Beyond academic work and theatrical projects was Ricky Abad’s outreach work to redress social inequalities. And it is in these efforts that he fused sociology and theater on the ground level. A substantial slice of his outreach work used theater practices to generate social change.
The success of his Dynamic Classroom workshops led to invitations, both within and outside Metro Manila to conduct similar workshops to teachers, guidance counsellors, and priests – in short, to people whose work was to connect with people. It also prompted the Ateneo Center for Continuing Education to have him design similar workshops to show corporate managers a way to exercise leadership with a greater sense of empathy and service – a task Ricky achieved by forming, in 2005, a group of former Ateneo alumni actors to assist in the training tasks. The group, called RolePlayers: Theater for Life, allots a significant portion of their earnings to finance outreach projects which aim to infuse people with cultural capital that one day they can convert into social and economic capital. It has approached communities that could ill-afford to defray workshop costs, like young offenders, former drug users, and underprivileged parents and children.
Ricky Reaches Out to the Community
Between 2017 and 2019 Ricky and his RolePlayers team reached out to Bilibid inmates, bringing dynamic theater to the constraining worlds of children and youth deprived of liberty. He would note of this undertaking he called “Shakespeare at Bilibid: Passport to Freedom”:
Much of what we experienced after three years in Bilibid reinforces the potential of prison theater as a ‘place of sanctuary’ and a ‘crucible of transformation’. The workshops and performances offered the young detainees a safe space for them to create characters, bond with others, and assume roles in production more edifying and diverse than those experienced in their incarcerated life.

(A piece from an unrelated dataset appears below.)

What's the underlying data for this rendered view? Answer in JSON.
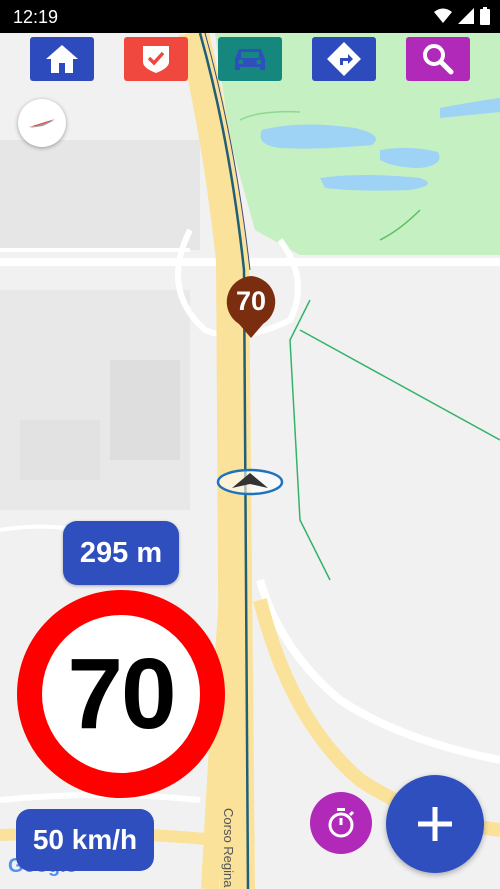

Their work also testifies to prison theater’s transformative potential for the detainees: the gaining of self-confidence, the learning of new skills, and the building of hope.
He did sociology with a critical lens on the structures of power and wielded the power of art at authorities who curtailed, dulled, and oppressed. He once explained to political science colleagues the role of sociologists in society. Sociologists regularly debunk presuppositions by “looking behind conventions of power and questioning official definitions of political reality.” His commitment to social justice as sociologist and artist emerged in his insistence that
theater is not just an art. It is a weapon of change. And the better the students become, the more effective they will be in liberating people (including themselves) from oppressive systems, intellectual rigidity, and moral backwardness.